A mostra reúne obras de colecionadores privados, datadas desde a década de 1950, portanto iniciais. A tela que dá nome, "Primeiro a Fome, Depois a Lua", pertence ao Museu de Arte do Rio (MAR). Um letreiro de 1968 que nos fala de hoje.
Também compõem a exposição cadernos com desenhos feitos numa expedição pelo rio Madeira, na Amazônia, coordenada pelo zoólogo Paulo Vanzolini em 1975, e uma série de carimbos, produzidos nos anos 1960. À época, empregado na Superintendência do Desenvolvimento do Nordeste (Sudene) como desenhista de mapas, ele criou um carimbo, esculpido em borracha com estilete, para preencher grandes campos de vegetação, como coqueirais e canaviais. Daí então, aplicou a técnica na arte, no que se aproximou do movimento de poesia visual Poema/processo.

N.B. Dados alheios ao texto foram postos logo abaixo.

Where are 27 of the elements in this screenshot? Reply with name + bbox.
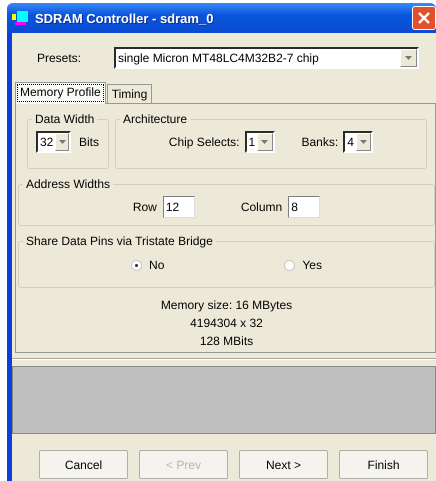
dialog-button[interactable]: Finish [339, 450, 428, 479]
field-label: Chip Selects: [168, 135, 240, 149]
input-field[interactable]: 12 [162, 196, 195, 218]
window-title: SDRAM Controller - sdram_0 [35, 10, 214, 26]
unit-label: Bits [79, 135, 100, 149]
dropdown[interactable]: 4 [343, 131, 374, 153]
group-title: Architecture [122, 112, 188, 126]
dropdown[interactable]: 1 [244, 131, 274, 153]
group-title: Data Width [34, 112, 96, 126]
dialog-button[interactable]: Cancel [39, 450, 128, 479]
dialog-button[interactable]: Next > [239, 450, 328, 479]
field-label: Row [132, 200, 157, 214]
dropdown[interactable]: single Micron MT48LC4M32B2-7 chip [114, 47, 419, 69]
radio-label: Yes [302, 258, 322, 272]
memory-info-text: Memory size: 16 MBytes [160, 297, 292, 314]
input-field[interactable]: 8 [288, 196, 320, 218]
tab[interactable]: Timing [106, 84, 152, 103]
field-label: Column [240, 200, 282, 214]
field-label: Banks: [302, 135, 338, 149]
group-title: Share Data Pins via Tristate Bridge [25, 234, 214, 248]
tab[interactable]: Memory Profile [15, 82, 106, 104]
presets-label: Presets: [37, 51, 82, 65]
group-title: Address Widths [25, 177, 112, 191]
radio-label: No [149, 258, 164, 272]
dropdown[interactable]: 32 [36, 131, 71, 153]
memory-info-text: 4194304 x 32 [190, 315, 263, 332]
memory-info-text: 128 MBits [200, 333, 254, 350]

"Em todas essa situações, ele não separou o trabalho como empregado do de artista. O fio condutor é a ideia de trabalho", conclui a curadora, que ainda puxou cartazes e pinturas murais desenvolvidas por ele para campanhas eleitorais, além de crônicas para jornais. "É um artista extremamente complexo e um dos mais instigantes que temos no País."
Sobreviveu pela pintura
José Cláudio, quem sabe como alguém que faz do trabalho pulsão de vida, diz que a pintura, para ele, "talvez seja uma terapia". "Se não fosse isso, eu tinha ficado doido ou morrido", completa. "Nunca perdeu a graça pra mim", fala em outro momento.
Quando menor, sonhou em chegar aos 21 anos. Ao completar a maior idade, não calculou outra linha de chegada. Pergunto como se sente tendo chegado aos 90: "Eu não tenho que gostar ou não gostar que tenho 90 anos. Não tenho nenhuma doença que doa. Pra mim é ótimo".
Está casado há 62 anos com Leonice Ferreira, tem dois filhos — um deles também artista, Mané Tatu —, é avô de três e agora bisavô de Bernardo, filho da neta Emília. Depois da exposição na Galeria Marco Zero, que se encerrará no dia 1º de outubro, ele e seu trabalho serão comemorados numa mostra na galeria Nara Roesler, em São Paulo, ainda em outubro.
E continua a pintar. "Eu sobrevivi a vida toda a partir disso."